Bayesian prediction of prevalence of human papillomavirus in young girls in the US from aggregated data using exponentially damped polynomial models
Published in 38th Annual North American Meeting of the Society for Medical Decision Making, 2016
Abstract
Purpose
Recent studies of cervical cancer screening with human papillomavirus (HPV) often do not collect information on infection status in young girls (e.g., <16yo). However, the estimated initial age of onset of sexual activity is typically lower than the age of the populations included in these studies. The aim of this research is to use nonlinear models to predict the prevalence of HPV in young girls for whom data are not typically collected.
Methods
We modeled the number of women with HPV, yx, at age x as a binomial distributed random variable. The prevalence of HPV infection depends on age. While ample data exist to estimate this prevalence above age 16, there are fewer data below that age. We assume the prevalence, across all ages, follows an exponentially damped polynomial model form. We are able to estimate this function using data on those older than 16 years old (for whom data are available) and use the estimated function to impute the prevalence for those <16 years of age (for whom data are scarce). We estimated the parameters for the exponentially damped polynomial model using Markov chain Monte Carlo (MCMC) methods. We tested different polynomial degrees and age of onset of sexual activity, and selected the model based on deviance information criterion (DIC).
Results
We estimated the proposed nonlinear model using data from a population-based study of HPV prevalence in the United States reported by age groups prior to mass HPV vaccination.
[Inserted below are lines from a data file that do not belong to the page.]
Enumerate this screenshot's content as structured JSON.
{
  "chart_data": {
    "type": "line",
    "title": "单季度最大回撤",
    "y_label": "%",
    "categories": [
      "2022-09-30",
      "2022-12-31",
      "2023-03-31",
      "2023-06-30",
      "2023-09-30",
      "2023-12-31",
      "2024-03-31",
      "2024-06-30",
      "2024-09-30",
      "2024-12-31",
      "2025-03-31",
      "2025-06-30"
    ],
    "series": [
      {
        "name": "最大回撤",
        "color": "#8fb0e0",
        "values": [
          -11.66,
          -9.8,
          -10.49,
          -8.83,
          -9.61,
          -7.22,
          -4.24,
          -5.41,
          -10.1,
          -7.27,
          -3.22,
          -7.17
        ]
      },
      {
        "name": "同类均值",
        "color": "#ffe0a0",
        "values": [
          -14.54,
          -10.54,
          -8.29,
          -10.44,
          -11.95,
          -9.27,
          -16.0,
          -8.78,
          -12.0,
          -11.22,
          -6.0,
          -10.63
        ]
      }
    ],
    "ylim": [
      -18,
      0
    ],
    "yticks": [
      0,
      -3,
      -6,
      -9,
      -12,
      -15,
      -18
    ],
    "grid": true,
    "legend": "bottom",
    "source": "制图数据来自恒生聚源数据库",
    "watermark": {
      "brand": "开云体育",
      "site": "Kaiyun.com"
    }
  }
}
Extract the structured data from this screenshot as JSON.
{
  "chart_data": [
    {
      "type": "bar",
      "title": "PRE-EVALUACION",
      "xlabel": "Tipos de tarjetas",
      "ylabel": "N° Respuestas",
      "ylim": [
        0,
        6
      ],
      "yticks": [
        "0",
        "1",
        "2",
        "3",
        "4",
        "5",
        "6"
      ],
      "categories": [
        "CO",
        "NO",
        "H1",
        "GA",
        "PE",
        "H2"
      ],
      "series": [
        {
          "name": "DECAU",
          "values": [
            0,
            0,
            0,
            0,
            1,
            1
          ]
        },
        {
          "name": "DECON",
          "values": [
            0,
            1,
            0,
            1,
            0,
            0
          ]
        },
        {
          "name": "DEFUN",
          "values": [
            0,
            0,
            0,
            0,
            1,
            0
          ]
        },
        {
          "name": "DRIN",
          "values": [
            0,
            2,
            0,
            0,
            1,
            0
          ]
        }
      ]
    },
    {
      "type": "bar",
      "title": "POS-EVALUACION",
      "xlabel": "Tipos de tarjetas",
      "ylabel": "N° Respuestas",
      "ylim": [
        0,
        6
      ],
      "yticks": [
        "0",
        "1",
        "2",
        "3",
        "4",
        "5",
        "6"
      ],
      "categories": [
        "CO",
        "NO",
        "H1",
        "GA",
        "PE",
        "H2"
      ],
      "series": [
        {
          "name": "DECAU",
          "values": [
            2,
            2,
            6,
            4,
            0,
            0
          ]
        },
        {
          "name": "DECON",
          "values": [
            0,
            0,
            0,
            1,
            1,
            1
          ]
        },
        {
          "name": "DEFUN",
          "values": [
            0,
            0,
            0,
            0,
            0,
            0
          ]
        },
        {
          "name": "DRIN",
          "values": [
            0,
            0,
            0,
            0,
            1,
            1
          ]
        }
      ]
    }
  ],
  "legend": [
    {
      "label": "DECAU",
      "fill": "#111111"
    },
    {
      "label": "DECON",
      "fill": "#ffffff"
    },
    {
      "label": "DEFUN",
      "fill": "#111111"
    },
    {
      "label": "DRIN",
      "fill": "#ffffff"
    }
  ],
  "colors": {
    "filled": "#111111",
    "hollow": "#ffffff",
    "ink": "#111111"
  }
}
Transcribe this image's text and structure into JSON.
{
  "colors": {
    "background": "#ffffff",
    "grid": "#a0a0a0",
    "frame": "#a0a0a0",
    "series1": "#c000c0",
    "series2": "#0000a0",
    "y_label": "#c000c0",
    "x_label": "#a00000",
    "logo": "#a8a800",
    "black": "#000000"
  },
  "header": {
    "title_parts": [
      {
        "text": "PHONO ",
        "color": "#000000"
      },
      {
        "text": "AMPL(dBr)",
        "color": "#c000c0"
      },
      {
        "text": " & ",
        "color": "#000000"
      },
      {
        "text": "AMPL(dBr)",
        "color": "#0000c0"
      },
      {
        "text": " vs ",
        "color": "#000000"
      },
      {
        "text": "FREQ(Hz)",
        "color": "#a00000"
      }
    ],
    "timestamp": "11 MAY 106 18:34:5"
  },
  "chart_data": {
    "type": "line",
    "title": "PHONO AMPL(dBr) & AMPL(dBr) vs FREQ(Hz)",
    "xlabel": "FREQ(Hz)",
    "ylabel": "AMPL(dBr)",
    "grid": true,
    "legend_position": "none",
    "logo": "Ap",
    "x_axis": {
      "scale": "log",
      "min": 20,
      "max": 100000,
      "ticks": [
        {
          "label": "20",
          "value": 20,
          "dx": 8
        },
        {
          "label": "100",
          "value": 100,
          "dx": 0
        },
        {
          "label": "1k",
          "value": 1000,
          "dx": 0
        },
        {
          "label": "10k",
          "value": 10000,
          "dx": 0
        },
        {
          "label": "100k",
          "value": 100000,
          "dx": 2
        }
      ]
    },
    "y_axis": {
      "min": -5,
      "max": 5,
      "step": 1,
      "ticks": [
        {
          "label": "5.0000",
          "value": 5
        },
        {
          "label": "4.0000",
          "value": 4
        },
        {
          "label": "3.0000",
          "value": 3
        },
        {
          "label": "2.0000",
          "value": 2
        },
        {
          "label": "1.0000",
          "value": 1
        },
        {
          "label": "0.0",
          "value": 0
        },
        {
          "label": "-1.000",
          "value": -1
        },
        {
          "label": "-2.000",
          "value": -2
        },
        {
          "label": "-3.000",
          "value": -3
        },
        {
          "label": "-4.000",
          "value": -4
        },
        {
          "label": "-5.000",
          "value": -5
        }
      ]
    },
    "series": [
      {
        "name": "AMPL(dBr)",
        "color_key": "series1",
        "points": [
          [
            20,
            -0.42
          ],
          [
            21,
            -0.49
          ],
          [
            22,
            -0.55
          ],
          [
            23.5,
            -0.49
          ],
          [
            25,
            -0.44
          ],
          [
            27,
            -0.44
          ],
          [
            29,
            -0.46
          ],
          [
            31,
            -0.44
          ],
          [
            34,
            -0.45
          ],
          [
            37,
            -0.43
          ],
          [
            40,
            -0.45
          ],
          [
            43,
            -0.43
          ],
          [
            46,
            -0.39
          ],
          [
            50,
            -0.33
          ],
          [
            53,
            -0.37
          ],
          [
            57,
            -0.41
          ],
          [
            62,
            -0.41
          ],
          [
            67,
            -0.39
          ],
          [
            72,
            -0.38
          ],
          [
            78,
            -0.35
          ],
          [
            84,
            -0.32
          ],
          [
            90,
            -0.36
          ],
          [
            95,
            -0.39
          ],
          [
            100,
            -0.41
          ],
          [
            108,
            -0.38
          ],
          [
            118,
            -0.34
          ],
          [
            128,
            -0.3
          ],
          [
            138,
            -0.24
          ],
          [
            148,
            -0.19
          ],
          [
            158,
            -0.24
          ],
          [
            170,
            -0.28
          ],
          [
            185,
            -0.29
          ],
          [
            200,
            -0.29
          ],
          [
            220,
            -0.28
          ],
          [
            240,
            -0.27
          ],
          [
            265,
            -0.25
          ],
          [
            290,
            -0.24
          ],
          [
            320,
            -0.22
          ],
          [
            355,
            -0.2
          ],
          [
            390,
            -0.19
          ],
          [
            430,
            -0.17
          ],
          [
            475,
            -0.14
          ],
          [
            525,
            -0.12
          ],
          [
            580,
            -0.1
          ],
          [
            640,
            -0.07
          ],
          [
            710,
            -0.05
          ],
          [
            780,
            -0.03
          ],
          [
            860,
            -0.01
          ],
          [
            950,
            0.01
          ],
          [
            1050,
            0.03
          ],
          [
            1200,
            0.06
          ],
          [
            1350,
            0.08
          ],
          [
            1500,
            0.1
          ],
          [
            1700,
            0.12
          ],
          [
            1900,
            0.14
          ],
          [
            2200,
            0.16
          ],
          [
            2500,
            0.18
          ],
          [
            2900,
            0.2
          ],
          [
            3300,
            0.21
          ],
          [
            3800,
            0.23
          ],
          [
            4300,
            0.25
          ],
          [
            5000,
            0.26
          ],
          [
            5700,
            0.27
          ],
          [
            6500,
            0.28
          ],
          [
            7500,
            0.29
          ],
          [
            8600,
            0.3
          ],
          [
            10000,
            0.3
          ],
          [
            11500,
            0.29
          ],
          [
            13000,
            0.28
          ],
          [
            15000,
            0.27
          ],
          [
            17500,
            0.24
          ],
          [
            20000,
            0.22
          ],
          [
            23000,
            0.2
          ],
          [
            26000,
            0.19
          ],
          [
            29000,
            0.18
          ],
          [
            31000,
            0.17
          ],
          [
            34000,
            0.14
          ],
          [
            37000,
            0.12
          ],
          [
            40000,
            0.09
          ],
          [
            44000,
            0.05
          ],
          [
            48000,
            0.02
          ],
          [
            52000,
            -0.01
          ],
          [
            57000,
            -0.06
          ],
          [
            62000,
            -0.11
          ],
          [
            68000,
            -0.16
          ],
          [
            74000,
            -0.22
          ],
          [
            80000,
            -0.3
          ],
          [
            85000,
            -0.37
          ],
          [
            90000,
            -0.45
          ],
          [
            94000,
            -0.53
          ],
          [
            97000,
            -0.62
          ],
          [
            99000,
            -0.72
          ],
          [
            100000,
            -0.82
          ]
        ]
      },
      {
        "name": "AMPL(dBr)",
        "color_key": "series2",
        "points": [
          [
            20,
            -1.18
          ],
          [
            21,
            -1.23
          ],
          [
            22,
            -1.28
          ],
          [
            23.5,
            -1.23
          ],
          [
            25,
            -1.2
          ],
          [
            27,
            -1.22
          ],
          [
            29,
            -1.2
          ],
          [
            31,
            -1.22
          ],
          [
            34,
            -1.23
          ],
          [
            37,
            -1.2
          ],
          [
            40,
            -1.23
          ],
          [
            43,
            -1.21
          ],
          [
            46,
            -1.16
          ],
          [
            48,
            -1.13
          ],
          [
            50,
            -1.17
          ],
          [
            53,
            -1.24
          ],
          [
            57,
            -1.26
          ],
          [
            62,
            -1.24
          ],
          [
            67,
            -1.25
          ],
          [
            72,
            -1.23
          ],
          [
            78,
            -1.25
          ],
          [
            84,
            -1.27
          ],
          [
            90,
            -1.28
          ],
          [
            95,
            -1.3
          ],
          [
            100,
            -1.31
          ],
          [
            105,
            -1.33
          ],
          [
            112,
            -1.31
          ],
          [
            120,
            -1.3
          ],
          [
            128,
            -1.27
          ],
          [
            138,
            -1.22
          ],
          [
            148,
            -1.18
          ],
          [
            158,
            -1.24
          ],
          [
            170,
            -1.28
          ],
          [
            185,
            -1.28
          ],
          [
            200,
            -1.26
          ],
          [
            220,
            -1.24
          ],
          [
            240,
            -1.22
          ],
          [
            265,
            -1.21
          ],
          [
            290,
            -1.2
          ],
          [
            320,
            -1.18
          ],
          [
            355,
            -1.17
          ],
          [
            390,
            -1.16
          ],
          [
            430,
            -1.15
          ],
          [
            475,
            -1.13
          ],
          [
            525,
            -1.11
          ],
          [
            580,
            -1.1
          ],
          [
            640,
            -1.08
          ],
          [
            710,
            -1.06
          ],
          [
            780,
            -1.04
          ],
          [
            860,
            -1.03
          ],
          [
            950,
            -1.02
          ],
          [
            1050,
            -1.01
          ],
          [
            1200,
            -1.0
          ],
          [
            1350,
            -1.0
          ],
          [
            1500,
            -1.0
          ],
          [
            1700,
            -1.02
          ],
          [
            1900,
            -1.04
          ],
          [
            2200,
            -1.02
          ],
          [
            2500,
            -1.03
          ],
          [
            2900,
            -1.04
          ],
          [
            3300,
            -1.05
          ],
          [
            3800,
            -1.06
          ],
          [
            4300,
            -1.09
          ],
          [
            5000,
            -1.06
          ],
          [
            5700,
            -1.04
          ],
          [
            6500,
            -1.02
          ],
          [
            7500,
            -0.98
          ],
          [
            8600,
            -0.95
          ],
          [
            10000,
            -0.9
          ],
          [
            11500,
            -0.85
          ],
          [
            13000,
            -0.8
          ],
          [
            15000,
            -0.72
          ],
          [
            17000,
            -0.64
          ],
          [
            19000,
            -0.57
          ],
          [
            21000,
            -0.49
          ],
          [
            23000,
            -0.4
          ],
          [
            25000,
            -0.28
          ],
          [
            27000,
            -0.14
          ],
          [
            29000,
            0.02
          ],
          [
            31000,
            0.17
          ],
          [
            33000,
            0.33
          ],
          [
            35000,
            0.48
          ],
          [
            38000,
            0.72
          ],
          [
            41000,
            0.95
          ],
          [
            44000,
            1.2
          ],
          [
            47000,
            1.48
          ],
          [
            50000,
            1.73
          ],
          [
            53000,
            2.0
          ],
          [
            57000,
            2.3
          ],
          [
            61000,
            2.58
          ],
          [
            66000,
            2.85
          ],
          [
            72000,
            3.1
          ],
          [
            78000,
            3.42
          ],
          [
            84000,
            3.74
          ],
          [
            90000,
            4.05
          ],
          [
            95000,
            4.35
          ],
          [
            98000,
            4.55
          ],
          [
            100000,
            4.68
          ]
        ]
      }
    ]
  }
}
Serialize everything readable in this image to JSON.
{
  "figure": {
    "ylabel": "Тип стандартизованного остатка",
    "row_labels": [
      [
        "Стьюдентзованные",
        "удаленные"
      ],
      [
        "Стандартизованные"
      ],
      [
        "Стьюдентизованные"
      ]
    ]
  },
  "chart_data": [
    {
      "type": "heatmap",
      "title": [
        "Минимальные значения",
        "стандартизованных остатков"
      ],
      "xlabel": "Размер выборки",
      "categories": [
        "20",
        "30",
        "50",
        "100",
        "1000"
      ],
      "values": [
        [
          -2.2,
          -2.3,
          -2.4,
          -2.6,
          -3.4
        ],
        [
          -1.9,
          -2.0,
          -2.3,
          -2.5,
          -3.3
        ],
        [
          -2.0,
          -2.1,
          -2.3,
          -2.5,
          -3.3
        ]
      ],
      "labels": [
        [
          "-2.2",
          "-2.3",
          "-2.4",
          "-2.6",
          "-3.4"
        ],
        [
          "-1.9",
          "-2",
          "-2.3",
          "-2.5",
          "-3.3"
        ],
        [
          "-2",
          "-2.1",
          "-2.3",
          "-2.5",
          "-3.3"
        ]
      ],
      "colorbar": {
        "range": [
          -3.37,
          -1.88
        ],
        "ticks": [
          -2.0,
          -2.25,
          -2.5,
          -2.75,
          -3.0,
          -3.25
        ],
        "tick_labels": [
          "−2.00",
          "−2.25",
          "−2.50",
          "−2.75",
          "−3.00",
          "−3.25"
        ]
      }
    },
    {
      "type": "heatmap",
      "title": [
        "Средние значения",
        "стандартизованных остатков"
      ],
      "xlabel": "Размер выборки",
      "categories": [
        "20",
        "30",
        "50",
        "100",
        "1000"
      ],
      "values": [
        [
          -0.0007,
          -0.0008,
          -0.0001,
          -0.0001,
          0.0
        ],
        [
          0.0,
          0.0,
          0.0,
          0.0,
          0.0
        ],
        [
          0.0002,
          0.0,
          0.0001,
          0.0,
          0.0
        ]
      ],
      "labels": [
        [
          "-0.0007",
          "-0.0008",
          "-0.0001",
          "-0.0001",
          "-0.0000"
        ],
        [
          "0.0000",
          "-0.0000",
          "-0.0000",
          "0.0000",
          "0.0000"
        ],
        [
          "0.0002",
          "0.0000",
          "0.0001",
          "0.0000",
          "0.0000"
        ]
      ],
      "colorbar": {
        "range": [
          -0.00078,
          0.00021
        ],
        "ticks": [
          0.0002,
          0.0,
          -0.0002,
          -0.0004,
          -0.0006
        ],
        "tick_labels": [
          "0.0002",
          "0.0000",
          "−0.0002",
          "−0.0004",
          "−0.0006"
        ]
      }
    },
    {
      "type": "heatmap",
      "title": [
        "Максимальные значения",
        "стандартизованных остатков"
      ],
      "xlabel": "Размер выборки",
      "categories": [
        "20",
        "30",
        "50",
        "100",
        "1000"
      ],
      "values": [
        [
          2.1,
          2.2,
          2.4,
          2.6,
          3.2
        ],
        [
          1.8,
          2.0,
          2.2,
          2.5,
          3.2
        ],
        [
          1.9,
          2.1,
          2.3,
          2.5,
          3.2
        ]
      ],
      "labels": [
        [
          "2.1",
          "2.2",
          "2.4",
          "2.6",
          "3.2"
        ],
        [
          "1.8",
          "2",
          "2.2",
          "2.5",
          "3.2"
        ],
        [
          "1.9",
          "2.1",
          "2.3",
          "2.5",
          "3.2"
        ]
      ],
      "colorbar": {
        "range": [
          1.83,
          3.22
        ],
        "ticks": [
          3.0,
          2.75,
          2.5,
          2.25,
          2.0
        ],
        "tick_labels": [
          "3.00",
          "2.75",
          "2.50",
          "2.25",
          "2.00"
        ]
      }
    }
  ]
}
The exponentially damped polynomial model with the lowest DIC is of degree one with an onset of sexual activity at 12 years old. With the estimated model we predicted the HPV prevalence on young girls, which peaked at 38% by the age of 18. The aggregated data and the predicted HPV prevalence by age with its 95% credible interval are shown in the figure.
Conclusion
By estimating the exponentially damped polynomial model we were able to predict the prevalence of HPV by age, specifically for lower ages where data are not typically collected. By using a Bayesian framework, we were able to incorporate the uncertainty based on the size of the study sample and reflect this uncertainty on the predicted prevalence.